The best approach to this problem is, of course, to back up your images/documents on different drives and keep copies in different physical locations. Additionally, for the purpose of advertising or sharing your work with the masses, create your own website (or have one created with assistance from someone who knows what they’re doing).
In this respect, use of social media networks should serve as informal creative/marketing outlets–serving to inform, but by no means replace either a true(r) online presence (like LOC’s PPOC) or your original digital copies, because, as indicated above, they do not retain the original data, and they were not designed for incorporating or maintaining metadata like Dublin Core.
Thanks for the feedback. A couple of points I think need to be made in clarification.

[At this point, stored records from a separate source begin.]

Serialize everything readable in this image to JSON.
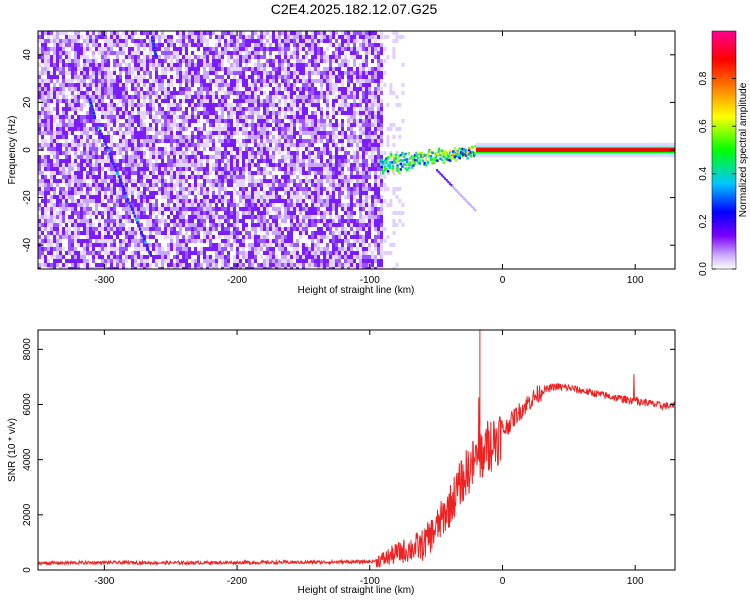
{
  "figure_title": "C2E4.2025.182.12.07.G25",
  "chart_data": [
    {
      "type": "heatmap",
      "title": "C2E4.2025.182.12.07.G25",
      "xlabel": "Height of straight line (km)",
      "ylabel": "Frequency (Hz)",
      "xlim": [
        -350,
        130
      ],
      "ylim": [
        -50,
        50
      ],
      "xticks": [
        -300,
        -200,
        -100,
        0,
        100
      ],
      "yticks": [
        -40,
        -20,
        0,
        20,
        40
      ],
      "colorbar": {
        "label": "Normalized spectral amplitude",
        "range": [
          0,
          1
        ],
        "ticks": [
          "0.0",
          "0.2",
          "0.4",
          "0.6",
          "0.8"
        ],
        "colormap": [
          "#ffffff",
          "#7b00ff",
          "#0000ff",
          "#00c8ff",
          "#00ff00",
          "#ffff00",
          "#ff8000",
          "#ff0000",
          "#ff0090"
        ]
      },
      "regions": [
        {
          "name": "noise",
          "x": [
            -350,
            -92
          ],
          "y": [
            -50,
            50
          ],
          "amplitude": 0.1
        },
        {
          "name": "fading-noise",
          "x": [
            -92,
            -75
          ],
          "y": [
            -50,
            50
          ],
          "amplitude": 0.03
        },
        {
          "name": "signal-onset",
          "x": [
            -92,
            0
          ],
          "y": [
            -6,
            2
          ],
          "amplitude": 0.45
        },
        {
          "name": "signal-steady",
          "x": [
            0,
            130
          ],
          "y": [
            -1,
            1
          ],
          "amplitude": 1.0
        }
      ]
    },
    {
      "type": "line",
      "xlabel": "Height of straight line (km)",
      "ylabel": "SNR (10 * v/v)",
      "xlim": [
        -350,
        130
      ],
      "ylim": [
        0,
        8700
      ],
      "xticks": [
        -300,
        -200,
        -100,
        0,
        100
      ],
      "yticks": [
        0,
        2000,
        4000,
        6000,
        8000
      ],
      "series": [
        {
          "color": "#ee2222",
          "points": [
            [
              -350,
              250
            ],
            [
              -300,
              270
            ],
            [
              -250,
              260
            ],
            [
              -200,
              270
            ],
            [
              -150,
              280
            ],
            [
              -100,
              300
            ],
            [
              -90,
              380
            ],
            [
              -80,
              600
            ],
            [
              -70,
              750
            ],
            [
              -60,
              900
            ],
            [
              -50,
              1500
            ],
            [
              -40,
              2300
            ],
            [
              -30,
              3300
            ],
            [
              -20,
              4000
            ],
            [
              -10,
              4500
            ],
            [
              0,
              5000
            ],
            [
              10,
              5600
            ],
            [
              20,
              6100
            ],
            [
              30,
              6500
            ],
            [
              40,
              6650
            ],
            [
              50,
              6600
            ],
            [
              60,
              6500
            ],
            [
              70,
              6400
            ],
            [
              80,
              6300
            ],
            [
              90,
              6200
            ],
            [
              100,
              6150
            ],
            [
              110,
              6050
            ],
            [
              120,
              5950
            ],
            [
              130,
              5950
            ]
          ]
        }
      ]
    }
  ]
}
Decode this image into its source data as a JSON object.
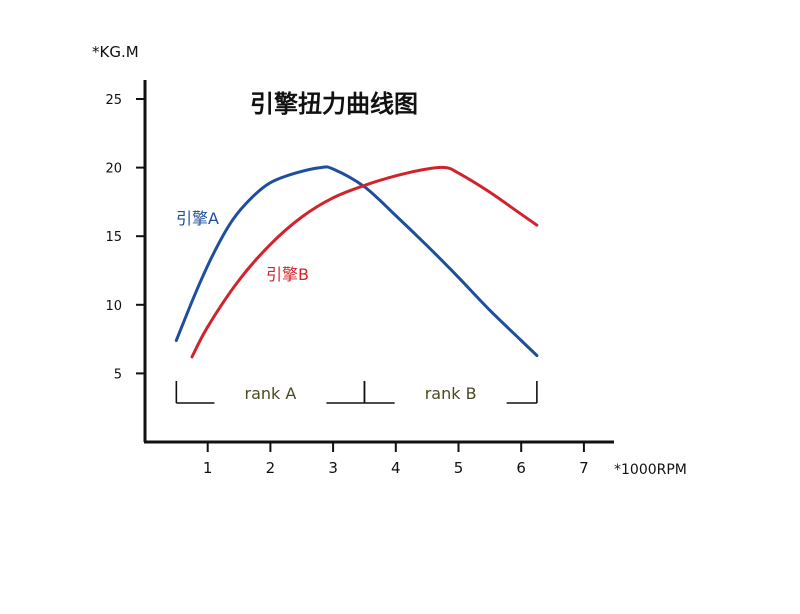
{
  "chart_data": {
    "type": "line",
    "title": "引擎扭力曲线图",
    "ylabel": "*KG.M",
    "xlabel": "*1000RPM",
    "xlim": [
      0,
      7.5
    ],
    "ylim": [
      0,
      25
    ],
    "xticks": [
      1,
      2,
      3,
      4,
      5,
      6,
      7
    ],
    "yticks": [
      5,
      10,
      15,
      20,
      25
    ],
    "grid": false,
    "series": [
      {
        "name": "引擎A",
        "color": "#1f4e9c",
        "x": [
          0.5,
          0.8,
          1.1,
          1.4,
          1.7,
          2.0,
          2.4,
          2.8,
          3.0,
          3.5,
          4.0,
          4.5,
          5.0,
          5.5,
          6.0,
          6.25
        ],
        "y": [
          7.4,
          10.8,
          13.8,
          16.2,
          17.8,
          18.9,
          19.6,
          20.0,
          19.9,
          18.6,
          16.5,
          14.3,
          12.0,
          9.6,
          7.4,
          6.3
        ]
      },
      {
        "name": "引擎B",
        "color": "#d0242c",
        "x": [
          0.75,
          1.0,
          1.5,
          2.0,
          2.5,
          3.0,
          3.5,
          4.0,
          4.5,
          4.8,
          5.0,
          5.5,
          6.0,
          6.25
        ],
        "y": [
          6.2,
          8.4,
          11.8,
          14.4,
          16.4,
          17.8,
          18.7,
          19.4,
          19.9,
          20.0,
          19.6,
          18.2,
          16.6,
          15.8
        ]
      }
    ],
    "annotations": [
      {
        "text": "rank A",
        "x_start": 0.5,
        "x_end": 3.5
      },
      {
        "text": "rank B",
        "x_start": 3.5,
        "x_end": 6.25
      }
    ]
  }
}
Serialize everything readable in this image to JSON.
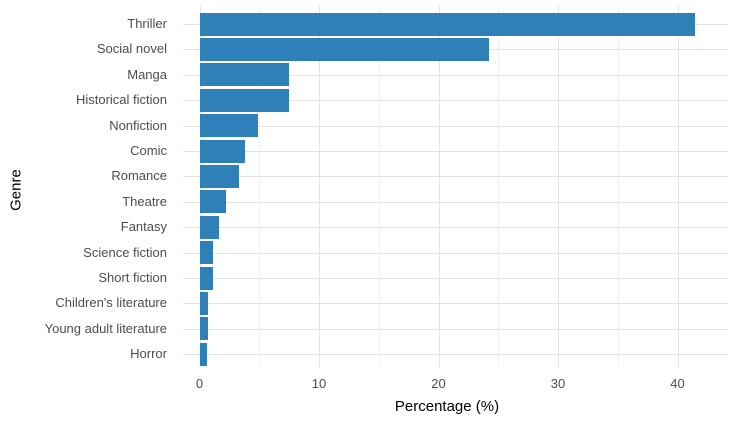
{
  "chart_data": {
    "type": "bar",
    "orientation": "horizontal",
    "title": "",
    "xlabel": "Percentage (%)",
    "ylabel": "Genre",
    "categories": [
      "Thriller",
      "Social novel",
      "Manga",
      "Historical fiction",
      "Nonfiction",
      "Comic",
      "Romance",
      "Theatre",
      "Fantasy",
      "Science fiction",
      "Short fiction",
      "Children's literature",
      "Young adult literature",
      "Horror"
    ],
    "values": [
      41.5,
      24.2,
      7.5,
      7.5,
      4.9,
      3.8,
      3.3,
      2.2,
      1.6,
      1.1,
      1.1,
      0.7,
      0.7,
      0.6
    ],
    "xlim": [
      0,
      44
    ],
    "xticks": [
      0,
      10,
      20,
      30,
      40
    ],
    "minor_xticks": [
      5,
      15,
      25,
      35
    ],
    "grid": true,
    "legend": false,
    "bar_color": "#2f80b9",
    "major_grid_color": "#e3e3e3",
    "minor_grid_color": "#f1f1f1",
    "tick_label_color": "#4d4d4d",
    "axis_title_color": "#000000",
    "background_color": "#ffffff"
  }
}
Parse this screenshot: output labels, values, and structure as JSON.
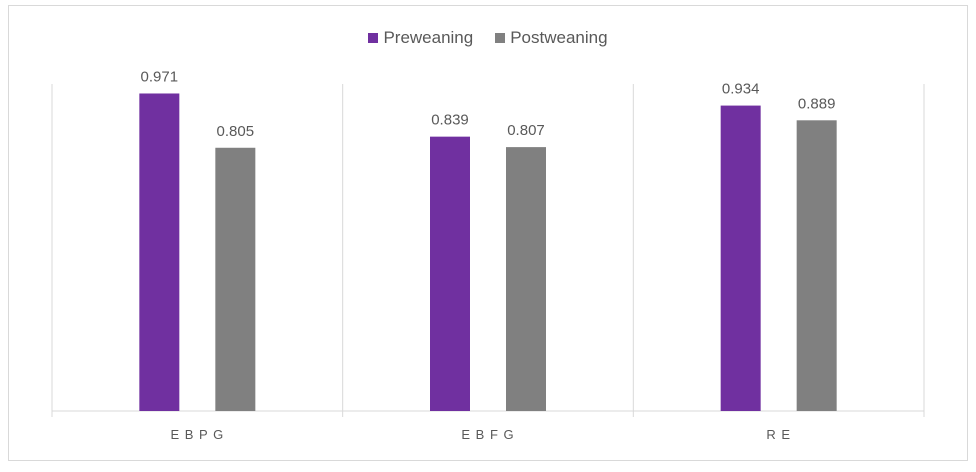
{
  "chart_data": {
    "type": "bar",
    "categories": [
      "E B P G",
      "E B F G",
      "R E"
    ],
    "series": [
      {
        "name": "Preweaning",
        "values": [
          0.971,
          0.839,
          0.934
        ],
        "color": "#7030a0"
      },
      {
        "name": "Postweaning",
        "values": [
          0.805,
          0.807,
          0.889
        ],
        "color": "#808080"
      }
    ],
    "data_labels": [
      [
        "0.971",
        "0.839",
        "0.934"
      ],
      [
        "0.805",
        "0.807",
        "0.889"
      ]
    ],
    "ylim": [
      0,
      1.0
    ],
    "legend_position": "top",
    "grid": false,
    "category_separators": true,
    "colors": {
      "axis": "#d9d9d9",
      "text": "#595959"
    }
  }
}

You say, that “this is something that the creator/author of the image willingly submits to by uploading his or her images to a social media network like Facebook. It’s a compromise, and buyer beware.” First off, no where does facebook inform you that they are resizing your image, and removing the Exif Date/Time stamp, any GPS information (if it is present), and any descriptive information you have added (like the names of the people in the image). In fact, Facebook now recognizes captions embedded in images and will actually extract that and put it on the page. So if that is happening, I think most people would reasonably expect that if the Facebook system is aware and using that info, that it would also be retained in the image that is displayed. Second, can it really be “buyer beware” when you aren’t paying for the service?
The most astute observation I’ve heard on that front run along the line of “if you aren’t paying for the service, YOU are the product.” Read into that as much as you will.

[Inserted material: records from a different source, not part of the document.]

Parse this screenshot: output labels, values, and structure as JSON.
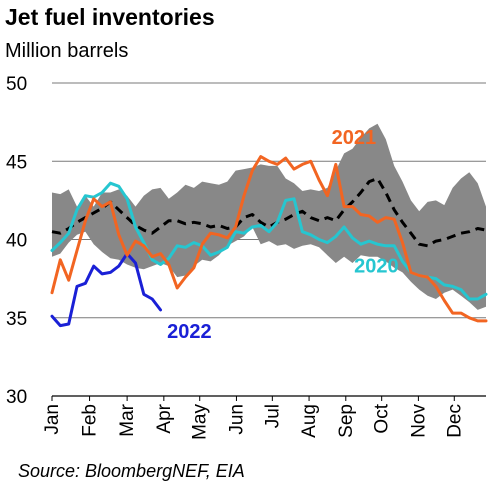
{
  "title": "Jet fuel inventories",
  "subtitle": "Million barrels",
  "source": "Source: BloombergNEF,  EIA",
  "colors": {
    "band": "#888888",
    "avg": "#000000",
    "2020": "#26C6D0",
    "2021": "#F26522",
    "2022": "#1A20D6"
  },
  "chart_data": {
    "type": "line",
    "ylabel": "Million barrels",
    "ylim": [
      30,
      50
    ],
    "yticks": [
      30,
      35,
      40,
      45,
      50
    ],
    "x_range_weeks": [
      1,
      53
    ],
    "month_labels": [
      "Jan",
      "Feb",
      "Mar",
      "Apr",
      "May",
      "Jun",
      "Jul",
      "Aug",
      "Sep",
      "Oct",
      "Nov",
      "Dec"
    ],
    "month_start_weeks": [
      1,
      5.5,
      10,
      14.4,
      18.7,
      23.1,
      27.4,
      31.8,
      36.2,
      40.5,
      44.9,
      49.2
    ],
    "grid": "horizontal",
    "band": {
      "name": "range",
      "x": [
        1,
        2,
        3,
        4,
        5,
        6,
        7,
        8,
        9,
        10,
        11,
        12,
        13,
        14,
        15,
        16,
        17,
        18,
        19,
        20,
        21,
        22,
        23,
        24,
        25,
        26,
        27,
        28,
        29,
        30,
        31,
        32,
        33,
        34,
        35,
        36,
        37,
        38,
        39,
        40,
        41,
        42,
        43,
        44,
        45,
        46,
        47,
        48,
        49,
        50,
        51,
        52,
        53
      ],
      "low": [
        38.9,
        39.1,
        39.8,
        40.3,
        40.5,
        39.7,
        39.2,
        38.8,
        38.7,
        38.4,
        38.2,
        38.1,
        38.3,
        38.5,
        38.3,
        37.6,
        37.7,
        38.3,
        38.7,
        38.6,
        39.0,
        39.6,
        39.9,
        40.2,
        40.8,
        39.7,
        39.9,
        39.6,
        39.7,
        39.4,
        39.6,
        39.7,
        39.5,
        39.0,
        38.5,
        38.9,
        38.5,
        39.0,
        38.9,
        38.9,
        38.6,
        38.2,
        37.9,
        37.3,
        36.8,
        36.4,
        36.2,
        36.6,
        36.8,
        36.4,
        36.0,
        35.5,
        35.7
      ],
      "high": [
        43.0,
        42.9,
        43.2,
        42.1,
        42.8,
        42.1,
        43.0,
        43.0,
        43.2,
        42.8,
        42.1,
        42.8,
        43.2,
        43.3,
        42.6,
        43.0,
        43.5,
        43.3,
        43.7,
        43.6,
        43.5,
        43.7,
        44.4,
        44.5,
        44.6,
        44.8,
        44.7,
        44.7,
        43.9,
        43.6,
        43.1,
        43.2,
        43.1,
        43.3,
        44.4,
        45.5,
        45.8,
        46.5,
        47.1,
        47.4,
        46.4,
        44.7,
        43.7,
        42.5,
        41.8,
        42.4,
        42.5,
        42.2,
        43.3,
        43.9,
        44.3,
        43.6,
        42.1
      ]
    },
    "series": [
      {
        "name": "2020",
        "x": [
          1,
          2,
          3,
          4,
          5,
          6,
          7,
          8,
          9,
          10,
          11,
          12,
          13,
          14,
          15,
          16,
          17,
          18,
          19,
          20,
          21,
          22,
          23,
          24,
          25,
          26,
          27,
          28,
          29,
          30,
          31,
          32,
          33,
          34,
          35,
          36,
          37,
          38,
          39,
          40,
          41,
          42,
          43,
          44,
          45,
          46,
          47,
          48,
          49,
          50,
          51,
          52,
          53
        ],
        "values": [
          39.3,
          39.8,
          40.4,
          41.9,
          42.8,
          42.7,
          43.0,
          43.6,
          43.4,
          42.6,
          40.8,
          39.8,
          38.7,
          38.4,
          38.8,
          39.6,
          39.5,
          39.8,
          39.6,
          39.0,
          39.2,
          39.5,
          40.5,
          40.4,
          40.8,
          40.9,
          40.5,
          41.1,
          42.5,
          42.6,
          40.5,
          40.3,
          40.0,
          39.8,
          40.2,
          40.8,
          40.1,
          39.7,
          39.9,
          39.7,
          39.6,
          39.6,
          38.6,
          37.9,
          37.7,
          37.6,
          37.5,
          37.1,
          37.0,
          36.8,
          36.2,
          36.2,
          36.5
        ]
      },
      {
        "name": "2021",
        "x": [
          1,
          2,
          3,
          4,
          5,
          6,
          7,
          8,
          9,
          10,
          11,
          12,
          13,
          14,
          15,
          16,
          17,
          18,
          19,
          20,
          21,
          22,
          23,
          24,
          25,
          26,
          27,
          28,
          29,
          30,
          31,
          32,
          33,
          34,
          35,
          36,
          37,
          38,
          39,
          40,
          41,
          42,
          43,
          44,
          45,
          46,
          47,
          48,
          49,
          50,
          51,
          52,
          53
        ],
        "values": [
          36.6,
          38.7,
          37.4,
          39.3,
          41.2,
          42.6,
          42.1,
          42.4,
          40.3,
          39.0,
          39.9,
          39.6,
          38.9,
          39.1,
          38.4,
          36.9,
          37.6,
          38.2,
          39.7,
          40.4,
          40.3,
          40.1,
          40.8,
          42.8,
          44.4,
          45.3,
          45.0,
          44.8,
          45.2,
          44.5,
          44.8,
          45.0,
          43.8,
          42.8,
          44.8,
          42.1,
          42.1,
          41.6,
          41.5,
          41.1,
          41.4,
          41.3,
          39.8,
          37.9,
          37.7,
          37.6,
          37.0,
          36.1,
          35.3,
          35.3,
          35.0,
          34.8,
          34.8
        ]
      },
      {
        "name": "2022",
        "x": [
          1,
          2,
          3,
          4,
          5,
          6,
          7,
          8,
          9,
          10,
          11,
          12,
          13,
          14
        ],
        "values": [
          35.1,
          34.5,
          34.6,
          37.0,
          37.2,
          38.3,
          37.8,
          37.9,
          38.3,
          39.1,
          38.5,
          36.5,
          36.2,
          35.5
        ]
      },
      {
        "name": "",
        "dashed": true,
        "x": [
          1,
          2,
          3,
          4,
          5,
          6,
          7,
          8,
          9,
          10,
          11,
          12,
          13,
          14,
          15,
          16,
          17,
          18,
          19,
          20,
          21,
          22,
          23,
          24,
          25,
          26,
          27,
          28,
          29,
          30,
          31,
          32,
          33,
          34,
          35,
          36,
          37,
          38,
          39,
          40,
          41,
          42,
          43,
          44,
          45,
          46,
          47,
          48,
          49,
          50,
          51,
          52,
          53
        ],
        "values": [
          40.5,
          40.4,
          40.7,
          41.1,
          41.4,
          41.7,
          42.0,
          42.4,
          41.9,
          41.4,
          40.9,
          40.6,
          40.4,
          40.8,
          41.2,
          41.2,
          41.0,
          41.1,
          41.0,
          40.8,
          40.9,
          40.7,
          40.8,
          41.4,
          41.6,
          41.1,
          40.8,
          41.1,
          41.3,
          41.6,
          41.8,
          41.4,
          41.2,
          41.4,
          41.2,
          41.9,
          42.4,
          43.0,
          43.7,
          43.9,
          43.0,
          41.9,
          41.1,
          40.4,
          39.7,
          39.6,
          39.9,
          40.0,
          40.2,
          40.4,
          40.5,
          40.7,
          40.6
        ]
      }
    ],
    "labels": {
      "2021": "2021",
      "2020": "2020",
      "2022": "2022"
    }
  }
}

As for your other points, I completely concur. The best option is to have your own backups, and to only store images online where you have control. However, the problem is that many people reading this website, either don’t have the expertise or finances to do that, and no one has told them how risky it is to use these services in lieu of their own archive. That’s why I took the time to point this out, and hope that by doing so, some will take the additional steps to secure their image before anything bad happens.
Thanks for the insights.
A big thank you to the Library of Congress, David Riecks, and the embedded metadata manifesto for brining this issue the public.
A point I want to mention is that stripping metadata from images essentially makes them into orphan works. Metadata acts as contextual agent, documenting the “who, what, where, when, why, and how”, and gives an image identity and authenticity. Once data about the image is removed much of its meaning is lost. This can lead to unfortunate consequences. Under an act recently passed in the UK these orphaned photos could be used by for-profit companies without the consent of the copyright holder(s) (ERR Act). As Riecks mentions, the preservation and findability of these digital assets become problematic.
Also, I wonder how many of these points can be applied to video content posted to social media sites. I know that Vimeo, Youtube and Facebook transcode/re-compress your video. As far as I can tell, any embedded metadata is similarly stripped from those assets.
The International Press Telecommunications Council (IPTC) has updated this survey, and shows that little has changed.
In three years you might have expected at least a little good news…. sigh.
Has the situation gotten any better for 2021?